Each chart type is useful for certain kinds of presentation. You can mix and match multiple types on the same chart as needed:
Line: present change in one or more metrics over time.
Bar: present change in metrics over time or to show proportionality, like a pie chart. You can combine bar charts using stacking.
Area: combine the line and bar chart to show how one or more groups’ numeric values change over the progression of a second variable, typically that of time. They are often used to show sales funnel changes through time. You can combine area charts using stacking.
Pie: show proportionality between metrics. They are not meant for conveying time series data.
Scatter: excel at showing many groups of data points. A scatter chart is just like a line plot, but without the connecting lines. A scatter chart is more precise but less useful for time series data.
Scatter charts are necessary for visualizations where some groups appear just once. The line chart does not display singleton values because it can only show data where two or more points are present.

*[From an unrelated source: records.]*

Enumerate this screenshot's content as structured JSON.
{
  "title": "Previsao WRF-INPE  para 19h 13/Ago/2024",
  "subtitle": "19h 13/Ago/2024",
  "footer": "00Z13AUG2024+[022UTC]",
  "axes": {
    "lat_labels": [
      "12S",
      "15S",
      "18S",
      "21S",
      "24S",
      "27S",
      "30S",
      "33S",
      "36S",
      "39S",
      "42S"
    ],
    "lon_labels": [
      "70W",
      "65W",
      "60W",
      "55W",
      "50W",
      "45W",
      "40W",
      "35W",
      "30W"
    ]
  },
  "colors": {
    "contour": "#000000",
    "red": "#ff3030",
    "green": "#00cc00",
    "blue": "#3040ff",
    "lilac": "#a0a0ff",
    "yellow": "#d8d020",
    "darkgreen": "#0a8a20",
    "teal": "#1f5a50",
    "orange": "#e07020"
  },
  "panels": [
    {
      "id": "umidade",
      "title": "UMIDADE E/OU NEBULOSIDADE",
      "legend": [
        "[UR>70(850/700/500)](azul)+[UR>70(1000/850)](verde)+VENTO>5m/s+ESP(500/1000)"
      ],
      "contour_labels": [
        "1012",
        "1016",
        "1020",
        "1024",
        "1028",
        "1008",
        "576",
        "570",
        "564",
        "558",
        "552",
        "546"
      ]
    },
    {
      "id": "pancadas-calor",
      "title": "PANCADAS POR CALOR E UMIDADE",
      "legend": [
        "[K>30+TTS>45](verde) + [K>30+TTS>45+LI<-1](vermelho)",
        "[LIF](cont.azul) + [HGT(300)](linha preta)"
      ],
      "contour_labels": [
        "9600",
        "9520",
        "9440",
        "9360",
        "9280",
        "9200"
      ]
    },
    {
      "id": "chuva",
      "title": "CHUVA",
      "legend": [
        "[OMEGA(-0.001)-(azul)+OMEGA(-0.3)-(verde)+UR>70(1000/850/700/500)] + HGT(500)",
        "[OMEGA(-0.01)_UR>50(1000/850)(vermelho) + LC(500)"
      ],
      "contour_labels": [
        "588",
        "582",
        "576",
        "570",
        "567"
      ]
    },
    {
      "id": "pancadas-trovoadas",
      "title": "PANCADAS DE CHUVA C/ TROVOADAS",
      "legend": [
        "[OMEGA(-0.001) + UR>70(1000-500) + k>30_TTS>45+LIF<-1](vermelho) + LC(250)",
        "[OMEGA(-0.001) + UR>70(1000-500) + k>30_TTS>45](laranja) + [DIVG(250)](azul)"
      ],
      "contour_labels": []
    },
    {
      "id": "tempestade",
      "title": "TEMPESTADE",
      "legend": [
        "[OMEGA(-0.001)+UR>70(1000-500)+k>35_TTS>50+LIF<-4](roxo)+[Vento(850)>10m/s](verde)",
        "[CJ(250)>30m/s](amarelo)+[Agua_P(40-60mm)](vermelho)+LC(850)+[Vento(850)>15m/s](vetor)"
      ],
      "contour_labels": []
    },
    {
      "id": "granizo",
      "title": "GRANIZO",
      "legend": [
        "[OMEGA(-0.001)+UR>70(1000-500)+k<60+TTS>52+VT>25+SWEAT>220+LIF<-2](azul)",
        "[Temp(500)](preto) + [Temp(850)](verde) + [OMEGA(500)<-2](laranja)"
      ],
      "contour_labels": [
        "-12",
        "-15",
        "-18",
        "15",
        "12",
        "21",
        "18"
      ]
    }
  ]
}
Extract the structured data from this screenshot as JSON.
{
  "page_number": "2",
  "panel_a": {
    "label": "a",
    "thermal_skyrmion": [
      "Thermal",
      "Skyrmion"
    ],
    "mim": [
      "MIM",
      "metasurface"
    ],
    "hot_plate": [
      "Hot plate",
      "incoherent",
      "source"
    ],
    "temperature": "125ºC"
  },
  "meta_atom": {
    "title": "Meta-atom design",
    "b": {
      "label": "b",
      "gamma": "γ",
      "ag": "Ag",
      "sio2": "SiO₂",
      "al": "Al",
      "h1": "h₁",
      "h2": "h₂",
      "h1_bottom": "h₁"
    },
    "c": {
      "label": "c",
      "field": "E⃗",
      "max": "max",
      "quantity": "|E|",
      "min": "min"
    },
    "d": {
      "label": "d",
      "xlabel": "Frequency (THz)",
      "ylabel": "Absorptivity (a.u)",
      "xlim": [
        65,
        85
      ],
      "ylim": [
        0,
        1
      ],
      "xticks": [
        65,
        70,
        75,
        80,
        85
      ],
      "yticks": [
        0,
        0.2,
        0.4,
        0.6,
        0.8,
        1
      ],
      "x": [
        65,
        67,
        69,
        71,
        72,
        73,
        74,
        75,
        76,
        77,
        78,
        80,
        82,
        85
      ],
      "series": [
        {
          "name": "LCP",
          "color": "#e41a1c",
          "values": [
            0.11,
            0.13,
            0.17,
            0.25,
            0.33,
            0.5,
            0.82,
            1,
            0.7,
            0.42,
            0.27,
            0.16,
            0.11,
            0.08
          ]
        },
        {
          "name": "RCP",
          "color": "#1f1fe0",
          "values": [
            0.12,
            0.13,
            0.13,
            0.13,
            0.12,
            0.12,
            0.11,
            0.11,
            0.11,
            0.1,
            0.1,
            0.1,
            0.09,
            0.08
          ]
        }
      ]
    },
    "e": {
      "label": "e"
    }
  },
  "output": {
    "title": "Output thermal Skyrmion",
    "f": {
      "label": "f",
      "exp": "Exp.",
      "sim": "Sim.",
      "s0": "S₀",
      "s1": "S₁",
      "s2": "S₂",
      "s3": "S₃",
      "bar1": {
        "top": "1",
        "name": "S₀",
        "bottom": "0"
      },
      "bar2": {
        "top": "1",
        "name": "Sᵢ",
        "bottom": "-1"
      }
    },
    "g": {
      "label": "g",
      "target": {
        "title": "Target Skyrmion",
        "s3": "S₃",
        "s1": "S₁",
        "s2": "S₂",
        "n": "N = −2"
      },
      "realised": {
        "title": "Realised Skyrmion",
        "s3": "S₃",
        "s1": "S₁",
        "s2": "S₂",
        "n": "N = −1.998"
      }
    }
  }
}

One option is to force singletons into scatter type on the Series tab of the visualization editor while keeping other traces in line type.
Bubble: are scatter charts where the size of each point marker reflects a relevant metric.
Heatmap: blend features of bar charts, stacking, and bubble charts. You can choose from several built-in color schemes. A heatmap cannot be grouped since the entire chart is one trace.
Box: automatically show the distribution of data points across grouped categories.
Databricks SQL can make some obscure shapes if your query returns two or more rows with the same X axis value. This often happens in SQL if you unintentionally
JOIN a table with a one-to-many relationship.
In this example a vertical line is drawn because there are two records for 1 January. You can resolve this by filtering out the doubled entries on the X axis or revise the query to include the grouping field, as shown in the following image.
Databricks SQL automatically determines most common X axis scales: timestamps, linear, and logarithms. If it can’t parse your X column into an ordered series, it falls back to treating each X value as a “category”. This can have mixed results:
If you see shapes you don’t expect you can check whether your X axis has been sorted on the X Axis tab. Toggle the Sort Values option. If Sort Values is disabled, Databricks SQL retains the ordering of the source query.
These two charts come from the same base data. The only difference is whether or not Databricks SQL sorted the X axis values.